MOSCOW (IPS)–For Nigerian Okaro Davidson Chibo, 35, a seemingly harmless ride in the Moscow subway ended up quite ugly. In late January, he was beaten up and seriously injured by four young Muscovites.

The police detained four suspects and indicated the youngsters probably belonged to a group of skinheads with racist, right-wing views.

It was not an isolated incident. A day later, a Chinese man was badly beaten in the subway.


Despite repeated official pledges to crack down on racial violence, Russia is still struggling with the problem.

Migrants from former Soviet states also do not feel safe. Several have fallen prey to violent incidents in recent weeks. According to Moscow police, since the beginning of January at least seven Azeris were murdered in Moscow.

Many racial attacks are economically motivated, according to observers. A large number of market stalls in Moscow and other urban centers throughout Russia are run by traders from neighboring ex-Soviet states, particularly Azerbaijan and Georgia. Traders and migrant workers from these former Soviet nations are often targeted. For instance, during riots in Moscow on April 21, 2001, some 20 Azeris were wounded.

However, racial murders take place not only in Moscow, but also in remote Russian regions. On Jan. 21, two Georgians who worked at a shoemaker shop were shot and killed in Tyumen, western Siberia.

The police have often said that they do not keep any statistics on racist attacks. However, migrants and refugees who come to Russia from former Soviet states in the Caucasus, Central Asia, as well as Asia and Africa, often face abuse.

The issue has become a matter of international concern as the European Commission (EC) announced a grant of about $2 million to fund a project designed to improve inter-ethnic relations, develop tolerance and counter extremism in Russia. The project is to be carried out in two years, the EC office in Moscow said in a recent statement.

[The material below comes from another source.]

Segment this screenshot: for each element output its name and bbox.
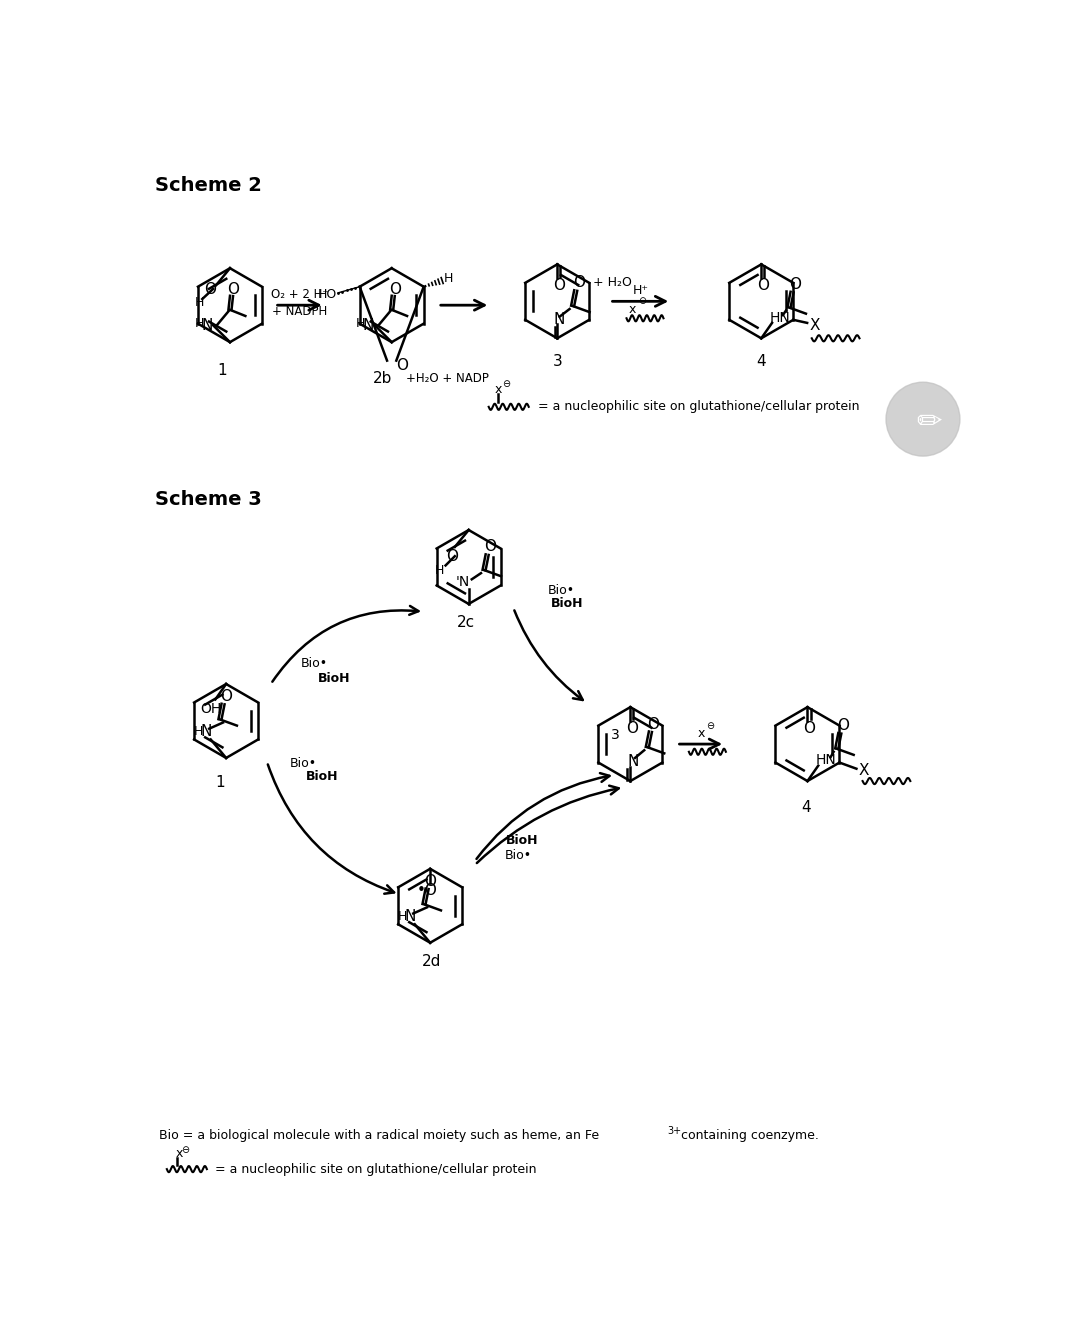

The authorities must not ignore cases of ethnic discrimination, Russia’s nationalities minister Vladimir Zorin stated in Moscow on Jan. 20. “We should promote tolerance from nursery schools to major corporations,” he said.

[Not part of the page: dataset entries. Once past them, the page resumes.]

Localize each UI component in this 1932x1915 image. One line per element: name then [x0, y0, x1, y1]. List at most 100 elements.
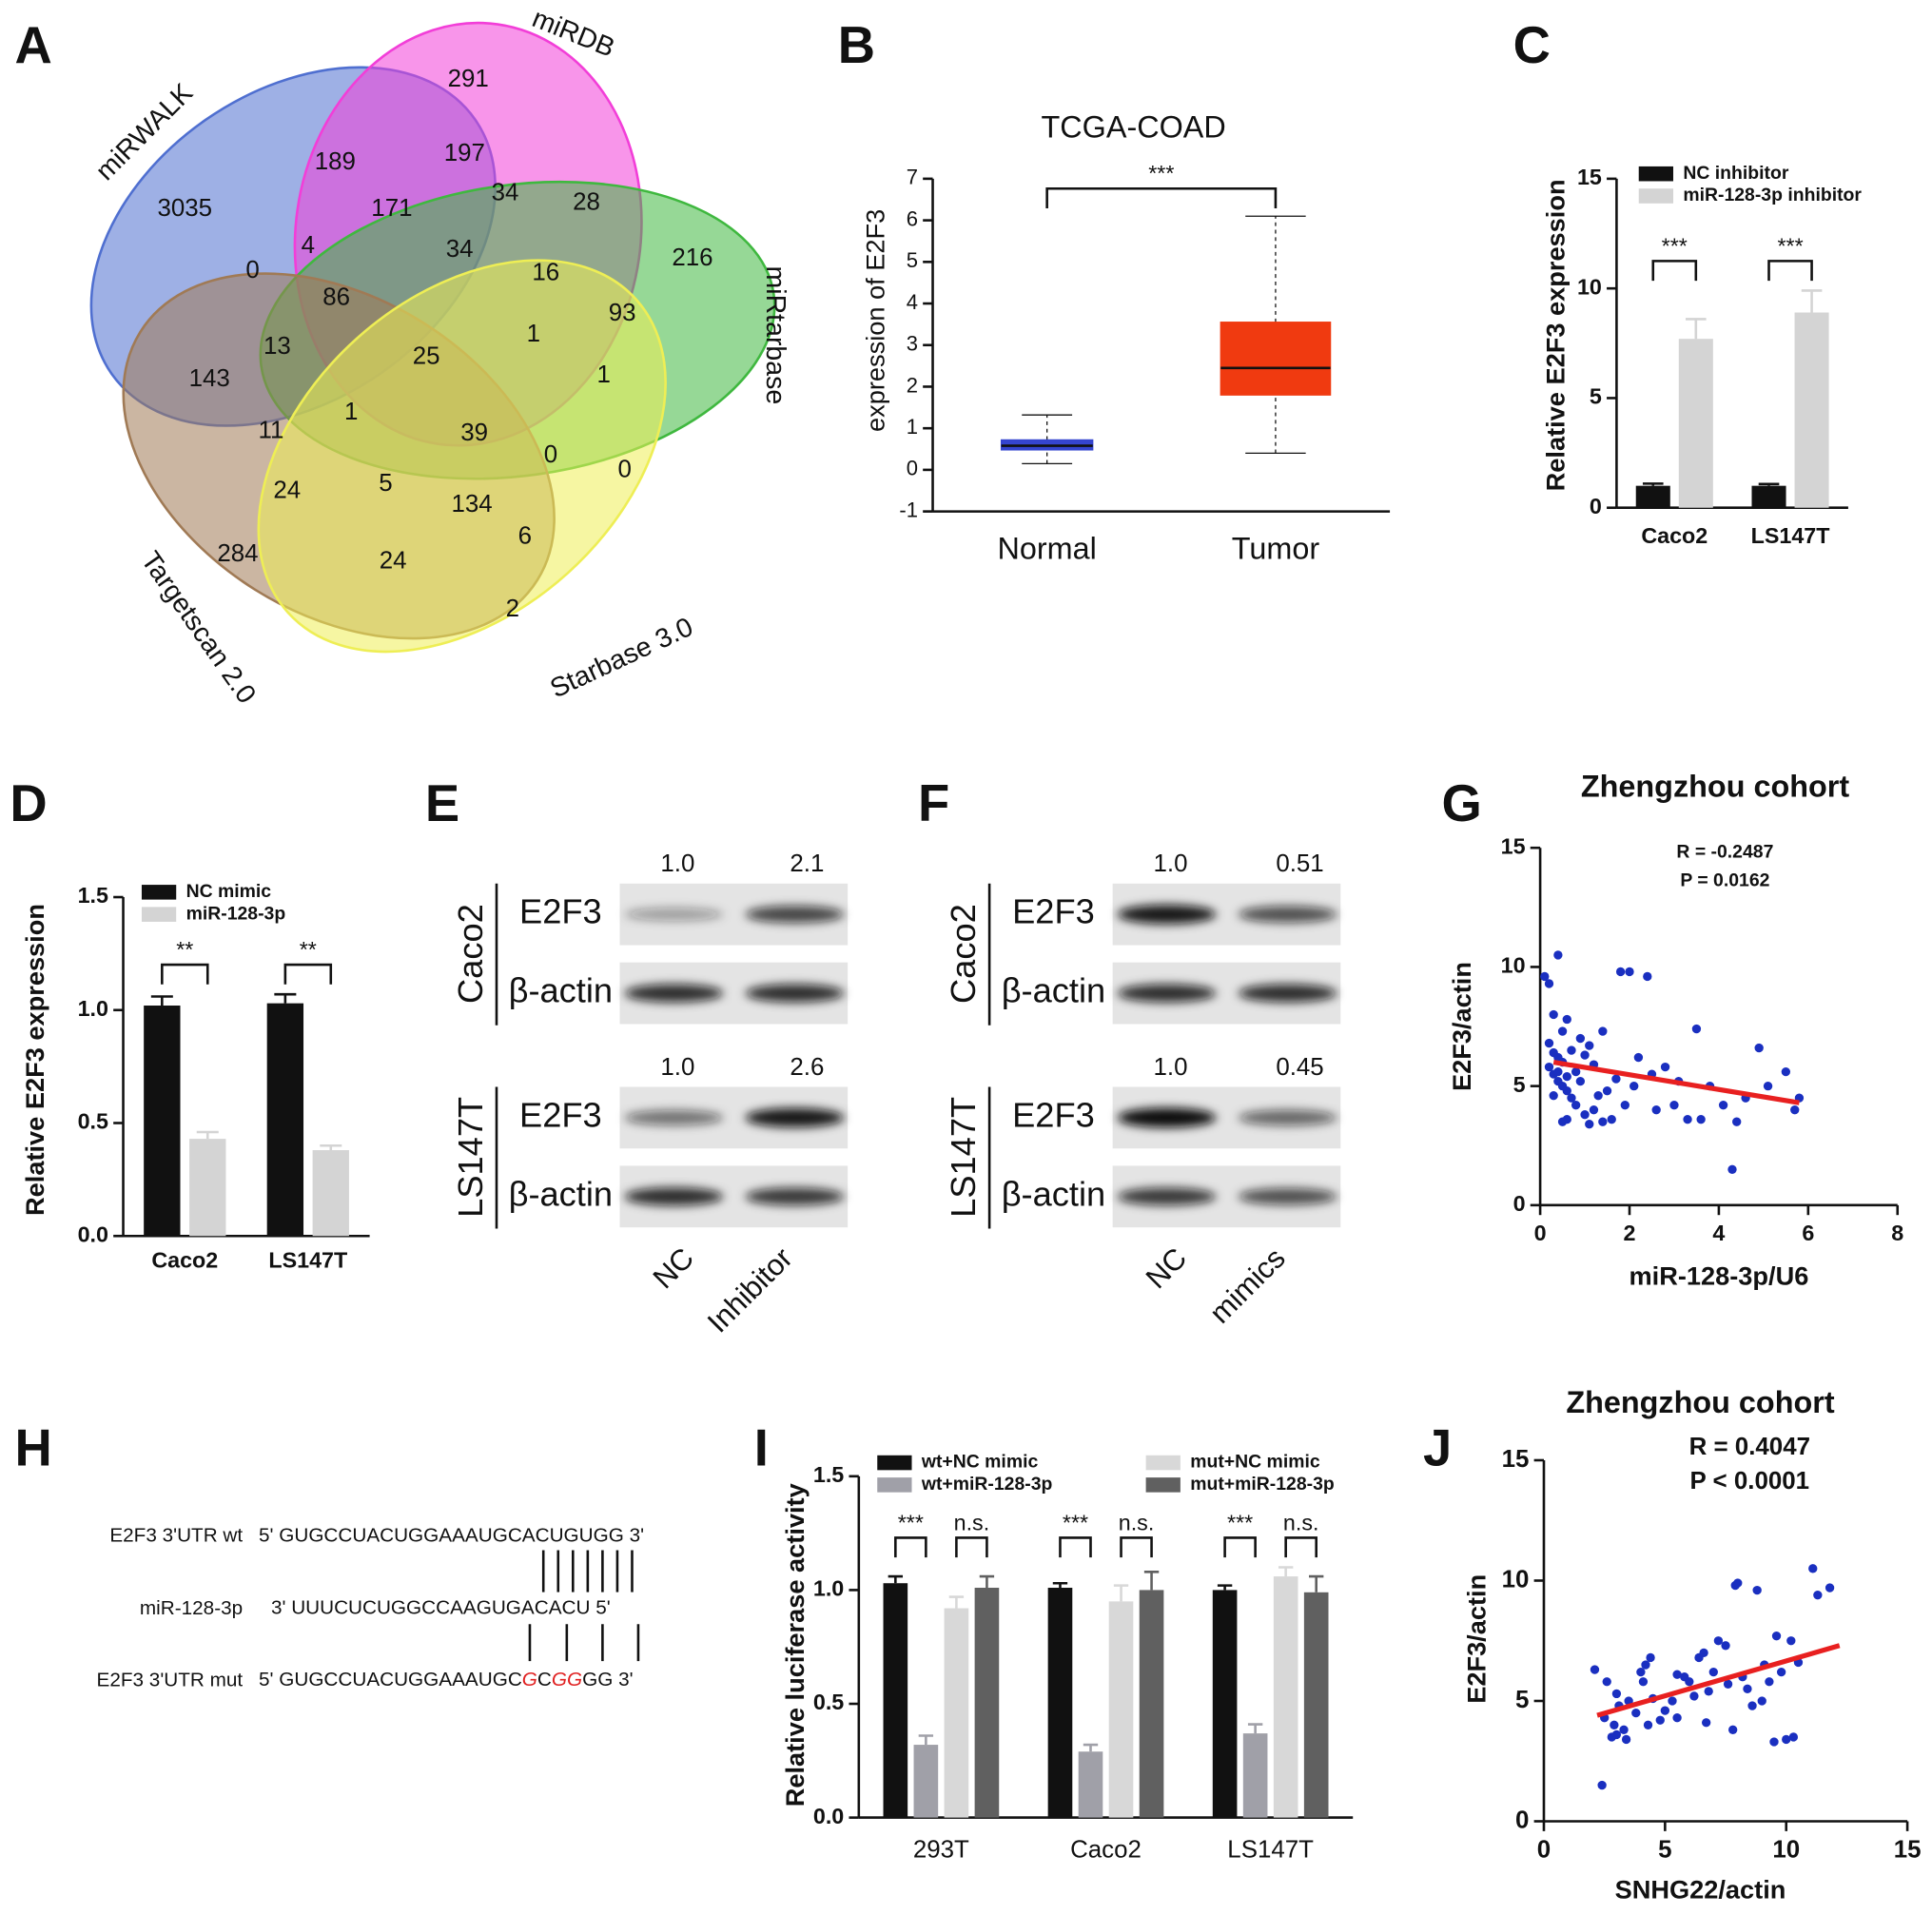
x-tick-label: Normal — [997, 532, 1096, 566]
error-bar — [1801, 289, 1823, 313]
lane-label: Inhibitor — [701, 1241, 799, 1339]
venn-count: 0 — [618, 457, 632, 483]
point — [1641, 1660, 1650, 1670]
significance-bracket — [1651, 260, 1698, 282]
y-tick-label: 0.0 — [78, 1221, 108, 1246]
point — [1544, 1038, 1554, 1048]
significance-label: n.s. — [1283, 1510, 1319, 1534]
point — [1611, 1689, 1622, 1699]
blot-band — [1117, 984, 1217, 1003]
point — [1611, 1074, 1621, 1084]
y-tick-label: 5 — [1513, 1072, 1526, 1097]
y-tick-label: 0 — [907, 457, 918, 480]
x-tick-label: LS147T — [268, 1248, 347, 1273]
point — [1597, 1780, 1607, 1790]
chart-title: TCGA-COAD — [1042, 110, 1226, 145]
point — [1771, 1632, 1782, 1641]
point — [1699, 1648, 1708, 1658]
lane-label: NC — [647, 1241, 700, 1295]
point — [1571, 1066, 1581, 1077]
x-tick-label: 15 — [1894, 1836, 1922, 1863]
point — [1689, 1691, 1699, 1701]
quantification: 2.6 — [790, 1054, 824, 1081]
venn-count: 28 — [573, 189, 600, 216]
venn-count: 3035 — [157, 195, 212, 222]
y-tick-label: 1.0 — [78, 996, 108, 1021]
point — [1782, 1734, 1791, 1745]
sequence: 5' GUGCCUACUGGAAAUGCACUGUGG 3' — [259, 1525, 644, 1547]
venn-count: 4 — [302, 232, 315, 259]
y-tick-label: 1 — [907, 415, 918, 439]
y-tick-label: 15 — [1502, 1446, 1530, 1473]
error-bar — [1278, 1566, 1294, 1577]
point — [1723, 1679, 1733, 1689]
mutated-base: G — [567, 1669, 582, 1690]
x-tick-label: 293T — [913, 1836, 969, 1863]
stat-label: R = 0.4047 — [1689, 1434, 1810, 1460]
point — [1619, 1725, 1629, 1735]
point — [1788, 1732, 1799, 1742]
point — [1585, 1041, 1594, 1050]
point — [1544, 1062, 1554, 1072]
point — [1660, 1062, 1670, 1072]
venn-count: 25 — [413, 343, 440, 370]
significance-bracket — [1045, 186, 1278, 208]
x-tick-label: 0 — [1534, 1221, 1547, 1245]
panel-label: C — [1513, 16, 1551, 74]
venn-count: 16 — [532, 259, 559, 285]
y-tick-label: 6 — [907, 206, 918, 230]
error-bar — [1083, 1743, 1099, 1752]
point — [1580, 1050, 1590, 1060]
x-tick-label: 8 — [1891, 1221, 1903, 1245]
point — [1704, 1687, 1713, 1696]
point — [1776, 1667, 1786, 1677]
x-tick-label: 6 — [1802, 1221, 1814, 1245]
point — [1685, 1677, 1694, 1687]
y-axis-title: Relative E2F3 expression — [20, 904, 49, 1216]
legend-label: NC inhibitor — [1683, 163, 1788, 184]
protein-label: E2F3 — [1012, 892, 1095, 931]
panel-label: D — [10, 774, 47, 832]
y-tick-label: 10 — [1577, 274, 1602, 299]
protein-label: E2F3 — [519, 892, 602, 931]
bar — [1047, 1588, 1073, 1818]
venn-count: 284 — [217, 540, 258, 567]
lane-label: mimics — [1203, 1241, 1292, 1330]
point — [1786, 1636, 1796, 1646]
blot-band — [1238, 906, 1337, 923]
point — [1557, 1026, 1568, 1036]
bar — [944, 1608, 969, 1818]
legend-swatch — [1145, 1455, 1181, 1471]
point — [1713, 1636, 1724, 1646]
x-axis-title: miR-128-3p/U6 — [1629, 1260, 1808, 1290]
significance-bracket — [1284, 1536, 1317, 1558]
point — [1589, 1105, 1599, 1115]
significance-label: *** — [1148, 161, 1174, 186]
error-bar — [1052, 1581, 1068, 1589]
point — [1727, 1164, 1737, 1174]
error-bar — [1309, 1574, 1324, 1593]
point — [1571, 1101, 1581, 1110]
point — [1593, 1090, 1603, 1101]
venn-count: 197 — [444, 140, 485, 166]
legend-swatch — [1638, 188, 1673, 204]
y-tick-label: 0 — [1590, 494, 1602, 518]
sequence-segment: C — [537, 1669, 552, 1690]
y-tick-label: 0.0 — [813, 1804, 844, 1828]
point — [1557, 1117, 1568, 1126]
error-bar — [196, 1130, 219, 1140]
bar — [1678, 339, 1713, 508]
venn-count: 216 — [672, 244, 712, 271]
point — [1733, 1578, 1743, 1588]
quantification: 1.0 — [1154, 850, 1188, 877]
point — [1598, 1117, 1608, 1126]
y-tick-label: 4 — [907, 290, 918, 314]
mutated-base: G — [552, 1669, 567, 1690]
y-axis-title: E2F3/actin — [1462, 1574, 1492, 1704]
bar — [189, 1139, 226, 1237]
significance-label: *** — [898, 1510, 924, 1534]
venn-count: 134 — [451, 491, 492, 518]
significance-label: *** — [1227, 1510, 1253, 1534]
protein-label: E2F3 — [519, 1095, 602, 1134]
point — [1590, 1665, 1600, 1674]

Victims complain that some police officers themselves are racist, and random document checks, detainment and even beatings of migrants are commonplace. However, the authorities argue, a recent increase in terrorist attacks in Moscow has led to police implementing a series of tougher measures, including document checks.

The government is now reportedly working on an education program aimed at fostering tolerance among its citizens and in the police force. Russia’s predominant Orthodox Church is also getting involved in curbing racial violence. For instance, the patriarch of the Orthodox Church, Alexy II, publicly urged an end to all forms of extremism in Russia. The country’s unity is based in diversity, the patriarch stated in his call for tolerance.

Despite official calls for tolerance, there have been incidents also of religious fanaticism. In January, a family of Jehovah Witnesses was killed in Yandyki village of Astrakhan region, southern Russia. Olga Fedotova, 26, and her grandmother were beaten to death at their home. The attack was believed to be sparked by religious hatred since perpetrators drew crosses inside the victims’ house.

Meanwhile, some perpetrators of racial or religiously motivated violence have been punished. On Jan. 27, a Moscow court sentenced Valery Seregin, 21, to five years in prison for his role in an upheaval in downtown Moscow last summer.

Last June, football fans rioted in Moscow, leaving at least one man dead and 75 injured. Rioters burned and damaged cars, broke windows and attacked Asians and Asian restaurants after the Russian football team was beaten by Japanese players.

Russia’s Constitution and laws forbid even statements–let alone actions–that “incite ethnic and religious strife.” But few have been punished for making such remarks.

In June 2002, the Russian parliament passed a law banning “political extremism.”

The human rights NGO Moscow Helsinki Group has voiced concern, arguing that the Kremlin’s pledges to combat extremism remain unfulfilled. In a report released in late January on the human rights situation in Russia, the group says that anti-extremism legislation, which went into effect last June, has so far failed to stop hate attacks.

Tatyana Lokshina, the group’s head, told reporters in Moscow that last year the number of attacks against foreigners, migrants and minorities was on the rise. She said that the police tended to view such cases of violence as hooliganism and often declined to recognize beatings as hate attacks.

During the Soviet era, the state propaganda insisted that the union was a happy family of nations. But post-Soviet Russia is notable for its hostility towards migrants. Public opinion surveys reveal explicit hostility towards some ethnic groups, notably “Blacks.”

As a result, Russian authorities are at pains to limit the growing numbers of migrants. The head of Russia’s Federal Border Guard Service, Gen. Konstantin Totsky, recently announced that in 2002 his units had prevented some 60,000 migrants from entering Russia illegally.